EMPLOYMENT

Why labor can’t meet demand

The main reasons for the inability of companies to find the right human resources they need 

Why labor can’t meet demand

Over half a million unemployed fail to match the requirements of Greek businesses, so the unemployment rate, although decreasing, remains at significantly high levels (10.9% in March according to ELSTAT) and almost nine out of 10 businesses declare they are searching – in vain – for workers.

The lack of talented human resources, the mismatch of supply and demand in the labor market, and the many vacant positions alongside high unemployment are the forms of the same extremely complex problem, which has been observed at a global level for at least a decade, and over the last two years has made its appearance very strongly in Greece as well.

That is the result of many trends and distortions in labor markets – i.e. in the different sectors and professions, in the economy, the education system and in society.

As Christos Goulas, general director at the Labor Institute and the Educational Policy Development Center of the General Confederation of Greek Labor (GSEE), explains to Kathimerini, the mismatch between supply and demand in the labor markets is a measurable fact that is difficult to dispute, although a simplification of the parameters is observed which essentially limits the possibilities of solving the problem through the formulation of accordingly targeted public policies.
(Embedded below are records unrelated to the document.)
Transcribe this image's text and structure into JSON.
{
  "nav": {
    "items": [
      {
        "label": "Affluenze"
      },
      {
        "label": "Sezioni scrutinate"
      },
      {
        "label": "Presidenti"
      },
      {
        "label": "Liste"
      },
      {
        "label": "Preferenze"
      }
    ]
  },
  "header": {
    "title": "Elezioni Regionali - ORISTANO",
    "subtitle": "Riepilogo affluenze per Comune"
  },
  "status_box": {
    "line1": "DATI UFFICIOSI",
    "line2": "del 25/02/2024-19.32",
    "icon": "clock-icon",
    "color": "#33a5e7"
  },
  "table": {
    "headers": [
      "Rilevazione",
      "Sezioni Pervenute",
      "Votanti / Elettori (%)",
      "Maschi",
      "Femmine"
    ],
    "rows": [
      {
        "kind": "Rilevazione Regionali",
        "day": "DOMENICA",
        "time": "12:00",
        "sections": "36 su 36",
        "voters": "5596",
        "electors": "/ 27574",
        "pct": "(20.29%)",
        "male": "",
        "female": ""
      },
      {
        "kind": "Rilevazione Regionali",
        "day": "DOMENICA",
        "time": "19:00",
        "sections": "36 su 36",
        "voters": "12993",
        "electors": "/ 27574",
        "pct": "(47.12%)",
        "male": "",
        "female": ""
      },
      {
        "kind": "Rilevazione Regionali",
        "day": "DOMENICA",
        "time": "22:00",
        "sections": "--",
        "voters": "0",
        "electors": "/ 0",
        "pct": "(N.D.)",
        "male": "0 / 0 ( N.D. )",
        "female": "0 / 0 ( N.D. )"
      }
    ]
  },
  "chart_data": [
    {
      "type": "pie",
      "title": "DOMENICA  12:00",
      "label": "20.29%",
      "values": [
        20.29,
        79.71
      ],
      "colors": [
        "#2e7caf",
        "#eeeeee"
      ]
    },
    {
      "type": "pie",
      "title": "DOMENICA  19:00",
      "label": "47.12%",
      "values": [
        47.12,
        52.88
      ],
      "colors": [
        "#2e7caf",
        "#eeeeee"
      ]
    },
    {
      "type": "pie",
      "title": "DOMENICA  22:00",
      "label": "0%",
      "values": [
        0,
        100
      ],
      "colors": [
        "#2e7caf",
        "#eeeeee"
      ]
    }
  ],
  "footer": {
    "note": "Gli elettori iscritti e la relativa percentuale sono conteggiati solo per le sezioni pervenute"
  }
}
He says companies’ difficulty in finding staff does not necessarily mean that workers do not have the necessary skills. The jobs available in most manufacturing industries do not require a high level of skills, with a significantly high number of workers seeing their skills undervalued and underpaid, and in the case of the unemployed, ignored by firms whose production structure and organization is based on low-cost intensive labor.

The economic growth of the last four years, with the creation of 300,000 new jobs, has magnified the problem, as it has boosted demand for specific industries and specialties, naturally increasing mobility in the labor market and in workers’ choices, director of employment and labor at the Hellenic Federation of Enterprises (SEV), Christos Ioannou, points out to Kathimerini.